Chelsea could be banned from signing players for a period of four transfer windows after the Premier League club was investigated for acquiring under-18 players, including former Blues striker Bertrand Traore, illegally.
FIFA has recommended the ban after leading an investigation that spanned three years, according to French source Mediapart (h/t Matt Hughes of The Times). The investigation, carried out by the Integrity and Compliance unit of world football's governing body, found the Blues had signed as many as 14 youth players illegally.
FIFA's investigation was prompted by Traore's move to Chelsea from Burkina Faso, before his 18th birthday.
Mediapart broke down how the penalties would be levied against the Blues: "FIFA's Integrity and Compliance unit have recommended that Chelsea should be banned from signing players for one transfer window for the Traoré signing, and three further transfer windows for 13 other offences, plus a fine of £45,000."
Traore's transfer became a focus of proceedings after FIFA found evidence he had played for Chelsea when he was as young as 16, appearing in a U18 match against London rivals Arsenal.

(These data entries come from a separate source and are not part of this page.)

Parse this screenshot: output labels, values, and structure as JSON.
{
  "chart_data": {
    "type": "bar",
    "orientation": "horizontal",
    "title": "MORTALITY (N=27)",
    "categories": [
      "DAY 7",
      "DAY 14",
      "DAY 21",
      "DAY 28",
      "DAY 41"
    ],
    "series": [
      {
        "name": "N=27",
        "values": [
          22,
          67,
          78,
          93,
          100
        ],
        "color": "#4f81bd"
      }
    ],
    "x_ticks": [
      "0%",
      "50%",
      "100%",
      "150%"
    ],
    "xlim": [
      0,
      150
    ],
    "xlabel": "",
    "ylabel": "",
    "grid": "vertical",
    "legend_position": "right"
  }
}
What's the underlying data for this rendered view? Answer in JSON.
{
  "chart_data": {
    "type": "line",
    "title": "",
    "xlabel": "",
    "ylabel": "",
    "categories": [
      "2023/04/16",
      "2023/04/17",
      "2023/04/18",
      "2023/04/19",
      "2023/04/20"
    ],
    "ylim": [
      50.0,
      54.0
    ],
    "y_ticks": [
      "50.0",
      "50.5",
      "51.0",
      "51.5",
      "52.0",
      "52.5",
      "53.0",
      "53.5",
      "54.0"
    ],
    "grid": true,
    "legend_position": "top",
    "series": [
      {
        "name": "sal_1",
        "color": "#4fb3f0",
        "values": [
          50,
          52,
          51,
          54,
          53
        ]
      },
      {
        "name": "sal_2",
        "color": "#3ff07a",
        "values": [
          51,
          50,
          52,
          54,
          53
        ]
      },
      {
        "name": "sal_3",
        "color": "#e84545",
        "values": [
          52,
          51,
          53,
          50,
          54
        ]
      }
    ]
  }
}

Further details showed Chelsea paid £155,000 to Traore's mother to earn a first-refusal on the player. This arrangement was supplemented by another payment of £13,000 made to AJE Bobo-Dioulasso, a club overseen by Traore's mother when her son was also on the books.
Chelsea are adjudged to have "acted in bad faith" by agreeing an option for four-and-a-half-years. This is a clear violation of FIFA rules prohibiting players under the age of 18 to be optioned for any longer than three years.

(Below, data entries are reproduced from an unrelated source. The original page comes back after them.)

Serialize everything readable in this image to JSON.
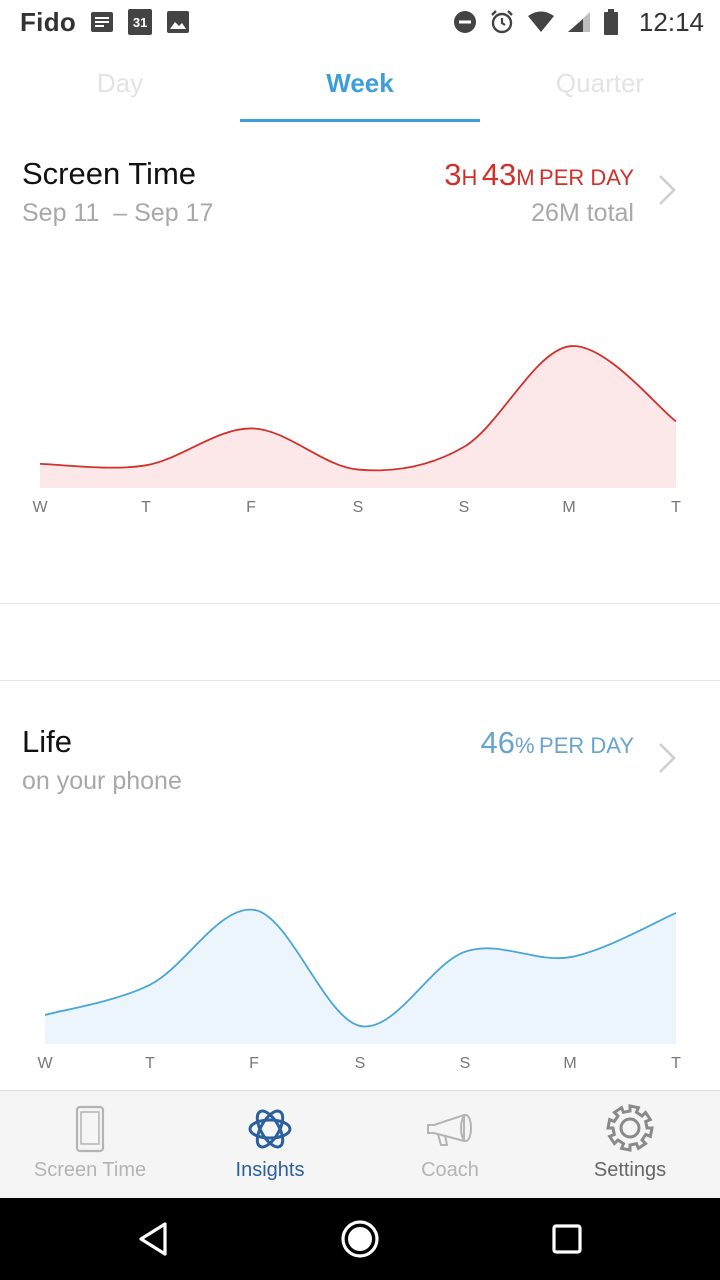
{
  "status_bar": {
    "carrier": "Fido",
    "calendar_day": "31",
    "time": "12:14"
  },
  "tabs": [
    {
      "label": "Day",
      "active": false
    },
    {
      "label": "Week",
      "active": true
    },
    {
      "label": "Quarter",
      "active": false
    }
  ],
  "screen_time": {
    "title": "Screen Time",
    "date_range": "Sep 11  – Sep 17",
    "hours": "3",
    "hours_unit": "H",
    "minutes": "43",
    "minutes_unit": "M",
    "per_day": "PER DAY",
    "total": "26M total",
    "accent_color": "#d1302b"
  },
  "life": {
    "title": "Life",
    "subtitle": "on your phone",
    "percent": "46",
    "percent_unit": "%",
    "per_day": "PER DAY",
    "accent_color": "#4aa6d6"
  },
  "chart_data": [
    {
      "type": "area",
      "categories": [
        "W",
        "T",
        "F",
        "S",
        "S",
        "M",
        "T"
      ],
      "values": [
        0.17,
        0.16,
        0.42,
        0.13,
        0.29,
        1.0,
        0.47
      ],
      "title": "",
      "xlabel": "",
      "ylabel": "",
      "ylim": [
        0,
        1.1
      ],
      "grid": false,
      "line_color": "#d1302b",
      "fill_color": "#fce8e8"
    },
    {
      "type": "area",
      "categories": [
        "W",
        "T",
        "F",
        "S",
        "S",
        "M",
        "T"
      ],
      "values": [
        0.21,
        0.43,
        0.97,
        0.13,
        0.67,
        0.63,
        0.95
      ],
      "title": "",
      "xlabel": "",
      "ylabel": "",
      "ylim": [
        0,
        1.0
      ],
      "grid": false,
      "line_color": "#4aa6d6",
      "fill_color": "#edf5fc"
    }
  ],
  "bottom_nav": [
    {
      "label": "Screen Time",
      "icon": "phone-icon",
      "active": false
    },
    {
      "label": "Insights",
      "icon": "insights-icon",
      "active": true
    },
    {
      "label": "Coach",
      "icon": "megaphone-icon",
      "active": false
    },
    {
      "label": "Settings",
      "icon": "gear-icon",
      "active": false
    }
  ],
  "system_nav": [
    "back-icon",
    "home-icon",
    "recents-icon"
  ]
}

Ultimately, Traore was found to have played 25 matches for Chelsea at youth level, despite not being registered with the English Football Association, per Hughes.
Now 23, Traore helped Ajax reach the UEFA Europa League final during a productive loan spell in the 2016/17 campaign. He officially left the club to sign for Ligue 1 side Lyon on a five-year contract last summer.

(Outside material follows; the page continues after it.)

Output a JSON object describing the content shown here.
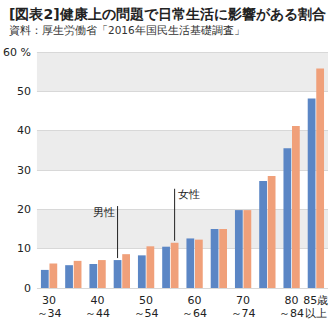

If FIFA's recommendation becomes reality, Chelsea will face an uphill task remaining competitive in the Premier League and regaining status as a UEFA Champions League club.
Achieving both depends largely on keeping up with big-spending Manchester City, Manchester United and Liverpool. Not being able to match the outlay of that trio would soon leave Chelsea trailing during the next two years.
However, a ban may inadvertently force the Blues to finally begin leaning on what has been a deep and talented academy in recent seasons. Graduates such as midfielder Ruben Loftus-Cheek would see playing time increase exponentially if this ban goes through.